Ku sadarkan bantal tegak di belakang ku agar aku dapat menyanggah buah hatiku yang berbaring di peluk ku. Ku tarik selimut dan ku usap kepalanya, Ia pun tersenyum kepada ku. “ma, ayo mulai ceritanya”. Itu pinta buah hatiku, aku pun tersenyum manis, walau nyatanya hati ini menangis pilu untuk mengingat kembali masa lalu. “Sayang, semua ayah itu adalah pahlawan, termasuk ayah mu”. Aku mulai membuka cerita dengan tahap pengenalan. Buah hati ku pun tersenyum kagum, membayangkan sosok ayahnya yang seorang pahlawan. “pahlawan itu kuat ma.” Balas buah hatiku. “ya, pahlawan itu kuat, termasuk ayahmu”. Buah hatiku pun tersenyum kagum, dan sepertinya Ia tak kan memejamkan matanya sebelum dongengku selesai. “Ayah adalah seorang pemimpin dan seorang pemimpin pasti mempunyai tanggung jawab yang besar, termasuk ayahmu.” Buah hatiku kembali tersenyum kagum. “Seorang pahlawan akan bertanggung jawab penuh atas negaranya, termasuk juga ayahmu”. “10 November selalu di peringati sebagai hari pahlawan ma, apa ayah termasuk disitu?.” Buah hati ku mulai melontarkan pertanyaan yang kritis.

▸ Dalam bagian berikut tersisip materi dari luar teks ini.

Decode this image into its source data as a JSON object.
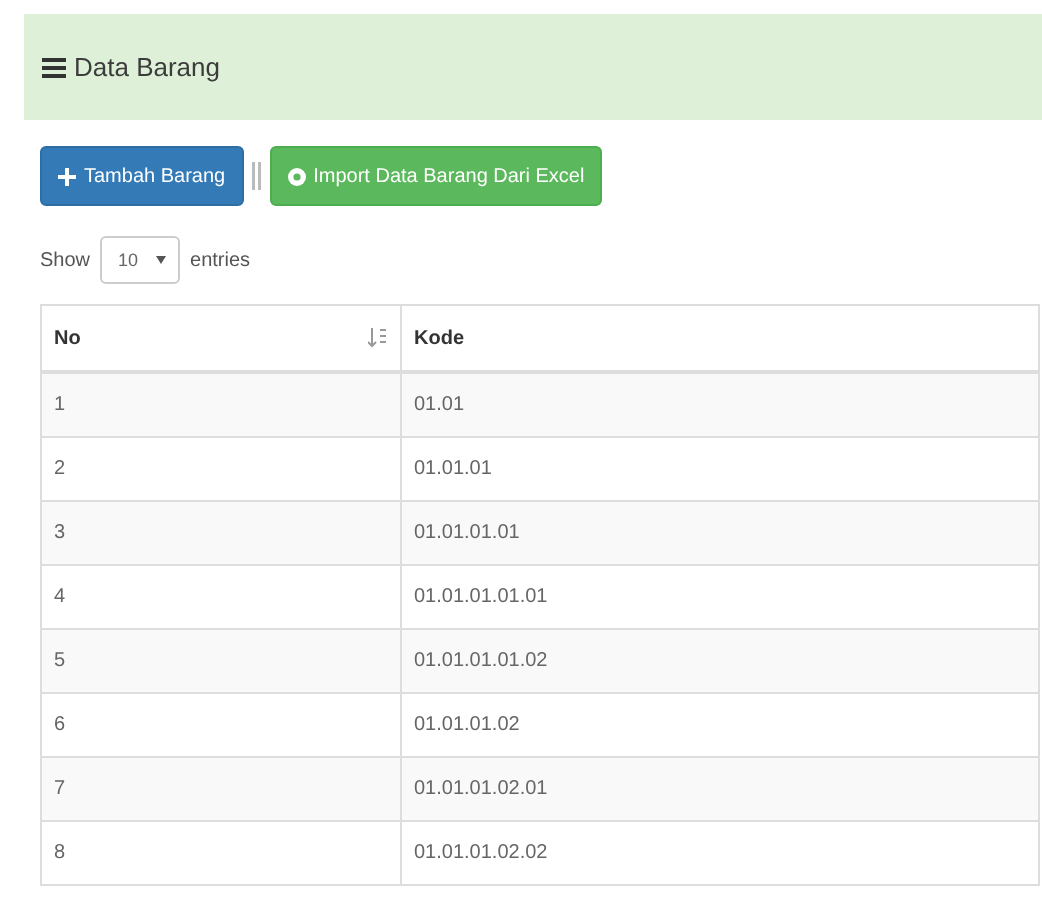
{
  "panel": {
    "title": "Data Barang"
  },
  "buttons": [
    {
      "label": "Tambah Barang",
      "kind": "add"
    },
    {
      "label": "Import Data Barang Dari Excel",
      "kind": "import"
    }
  ],
  "length": {
    "before": "Show",
    "value": "10",
    "after": "entries"
  },
  "table": {
    "columns": [
      {
        "label": "No",
        "sorted": true
      },
      {
        "label": "Kode",
        "sorted": false
      }
    ],
    "rows": [
      [
        "1",
        "01.01"
      ],
      [
        "2",
        "01.01.01"
      ],
      [
        "3",
        "01.01.01.01"
      ],
      [
        "4",
        "01.01.01.01.01"
      ],
      [
        "5",
        "01.01.01.01.02"
      ],
      [
        "6",
        "01.01.01.02"
      ],
      [
        "7",
        "01.01.01.02.01"
      ],
      [
        "8",
        "01.01.01.02.02"
      ]
    ]
  }
}
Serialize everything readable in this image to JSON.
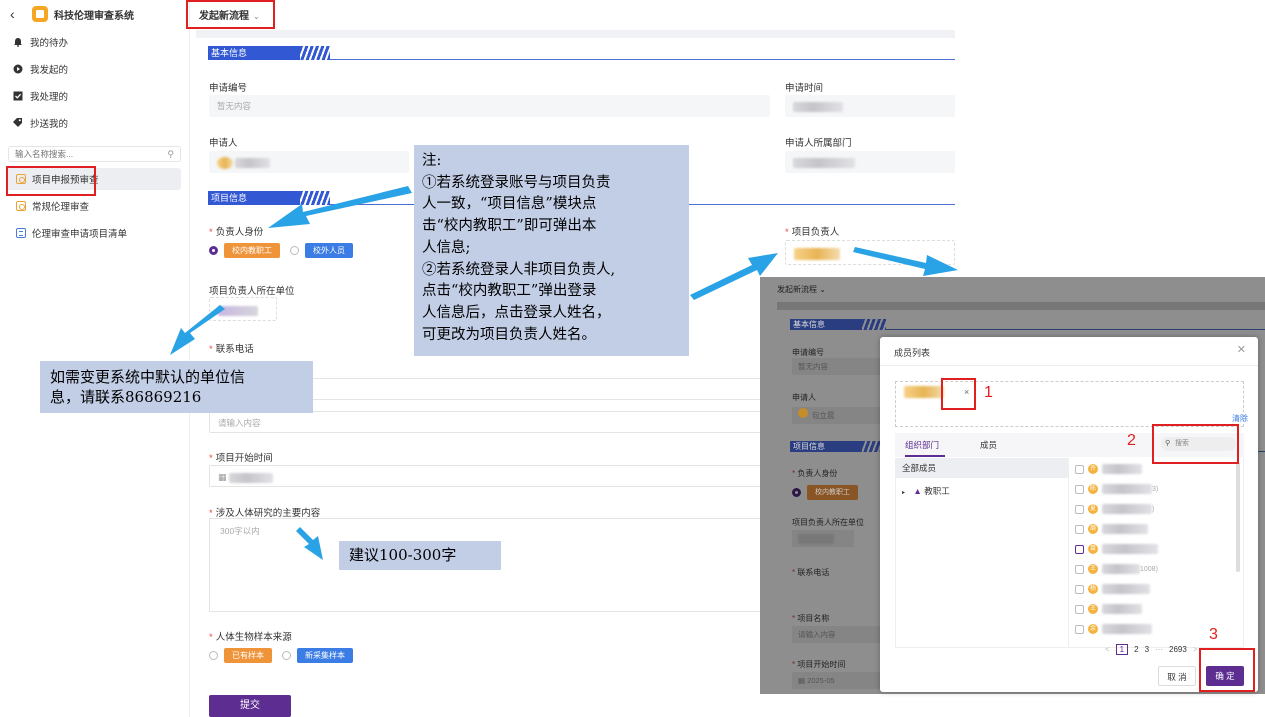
{
  "app": {
    "title": "科技伦理审查系统"
  },
  "sidebar": {
    "nav": [
      {
        "label": "我的待办",
        "icon": "bell-icon"
      },
      {
        "label": "我发起的",
        "icon": "play-icon"
      },
      {
        "label": "我处理的",
        "icon": "checkbox-icon"
      },
      {
        "label": "抄送我的",
        "icon": "tag-icon"
      }
    ],
    "search_placeholder": "输入名称搜索...",
    "menu": [
      {
        "label": "项目申报预审查",
        "active": true
      },
      {
        "label": "常规伦理审查",
        "active": false
      },
      {
        "label": "伦理审查申请项目清单",
        "active": false
      }
    ]
  },
  "topbar": {
    "launch_label": "发起新流程",
    "launch_chevron": "⌄"
  },
  "form": {
    "section_basic": "基本信息",
    "app_no_label": "申请编号",
    "app_no_value": "暂无内容",
    "app_time_label": "申请时间",
    "applicant_label": "申请人",
    "dept_label": "申请人所属部门",
    "section_project": "项目信息",
    "leader_identity_label": "负责人身份",
    "identity_options": [
      "校内教职工",
      "校外人员"
    ],
    "leader_label": "项目负责人",
    "unit_label": "项目负责人所在单位",
    "phone_label": "联系电话",
    "name_placeholder": "请输入内容",
    "start_time_label": "项目开始时间",
    "content_label": "涉及人体研究的主要内容",
    "content_placeholder": "300字以内",
    "sample_label": "人体生物样本来源",
    "sample_options": [
      "已有样本",
      "新采集样本"
    ],
    "submit_label": "提交",
    "required_mark": "*"
  },
  "callouts": {
    "note_title": "注:",
    "note_line1": "①若系统登录账号与项目负责",
    "note_line2": "人一致，“项目信息”模块点",
    "note_line3": "击“校内教职工”即可弹出本",
    "note_line4": "人信息;",
    "note_line5": "②若系统登录人非项目负责人,",
    "note_line6": "点击“校内教职工”弹出登录",
    "note_line7": "人信息后，点击登录人姓名，",
    "note_line8": "可更改为项目负责人姓名。",
    "unit_line1": "如需变更系统中默认的单位信",
    "unit_line2": "息，请联系86869216",
    "suggest": "建议100-300字"
  },
  "overlay": {
    "top_label": "发起新流程",
    "section_basic": "基本信息",
    "app_no_label": "申请编号",
    "app_no_value": "暂无内容",
    "applicant_label": "申请人",
    "applicant_name": "包立晨",
    "section_project": "项目信息",
    "identity_label": "负责人身份",
    "identity_tag": "校内教职工",
    "unit_label": "项目负责人所在单位",
    "phone_label": "联系电话",
    "project_name_label": "项目名称",
    "project_name_placeholder": "请输入内容",
    "start_label": "项目开始时间",
    "start_value": "2025-05"
  },
  "modal": {
    "title": "成员列表",
    "clear_label": "清除",
    "tabs": [
      "组织部门",
      "成员"
    ],
    "search_placeholder": "搜索",
    "tree": [
      "全部成员",
      "教职工"
    ],
    "members": [
      {
        "avatar": "许",
        "suffix": ""
      },
      {
        "avatar": "陈",
        "suffix": "3)"
      },
      {
        "avatar": "夏",
        "suffix": ")"
      },
      {
        "avatar": "周",
        "suffix": ""
      },
      {
        "avatar": "苗",
        "suffix": ""
      },
      {
        "avatar": "王",
        "suffix": "1008)"
      },
      {
        "avatar": "杨",
        "suffix": ""
      },
      {
        "avatar": "王",
        "suffix": ""
      },
      {
        "avatar": "余",
        "suffix": ""
      }
    ],
    "pager": {
      "pages": [
        "1",
        "2",
        "3"
      ],
      "ellipsis": "···",
      "last": "2693",
      "prev": "<",
      "next": ">"
    },
    "cancel_label": "取 消",
    "ok_label": "确 定",
    "steps": [
      "1",
      "2",
      "3"
    ]
  },
  "colors": {
    "primary": "#5d2d91",
    "section": "#3358d4",
    "callout_bg": "#c2cde6",
    "annotation_red": "#e02020",
    "arrow": "#2aa3e6"
  }
}
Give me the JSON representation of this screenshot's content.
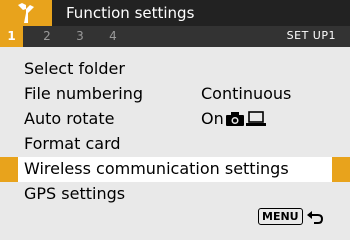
{
  "header": {
    "title": "Function settings",
    "icon": "wrench-icon",
    "accent": "#e8a31c"
  },
  "tabs": [
    {
      "label": "1",
      "active": true
    },
    {
      "label": "2",
      "active": false
    },
    {
      "label": "3",
      "active": false
    },
    {
      "label": "4",
      "active": false
    }
  ],
  "set_label": "SET UP1",
  "items": [
    {
      "label": "Select folder",
      "value": ""
    },
    {
      "label": "File numbering",
      "value": "Continuous"
    },
    {
      "label": "Auto rotate",
      "value": "On"
    },
    {
      "label": "Format card",
      "value": ""
    },
    {
      "label": "Wireless communication settings",
      "value": "",
      "selected": true
    },
    {
      "label": "GPS settings",
      "value": ""
    }
  ],
  "footer": {
    "menu_label": "MENU",
    "return_icon": "return-arrow-icon"
  }
}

Aku terdiam sejenak, berfikir tentang apa yang harus aku jawab dari pertanyaan buah hatiku. Akhirnya aku memberikan jawaban yang kurang menyakinkan tapi untunglah buah hati ku tak banyak protes untuk jawaban yang satu ini. “Begitulah kira-kira” jawab ku santai. Buah hatiku tersenyum. “kamu belum ngatuk nak?”. Tanyaku. Buah hatiku menggelengkan kepalanya bertanda Ia belum ngatuk. Aku pun melanjutkan dongengku. “Masa itu, seorang ayah di wajibkan untuk berperang melawan penjajahan.” “Termasuk ayah ma?” tanya buah hatiku. “kali ini tidak.” Jawab ku. “kenapa?. Bukan kah ayah ku juga seorang ayah.” “ya, Ia ayah yang luar biasa. Dia bukan melawan penjajahan tapi Ia seorang penjajah.” “maksudnya?. Kalau begitu ayah bukan seorang pahlawan ma tapi seorang penjajah.” “Ia tetap pahlawan bagi negaranya.” Kelihatannya buah hatiku berfikir keras atas perkataan ku tadi, Ia berusaha mencerna dan mencari apa yang dimaksudkan oleh ku. Sebenarnya selepas kata itu aku tak sanggup lagi untuk melanjutkan dongeng ku ke tahap berikutnya. Emosi ku sudah mulai bercampur dengan darahku hingga hampir naik ke ubun-ubun ku. Untung aku masih bisa mengotrolnya hingga tak terlihat garis kemarahanku saat aku mengucapkan kata “penjajah.”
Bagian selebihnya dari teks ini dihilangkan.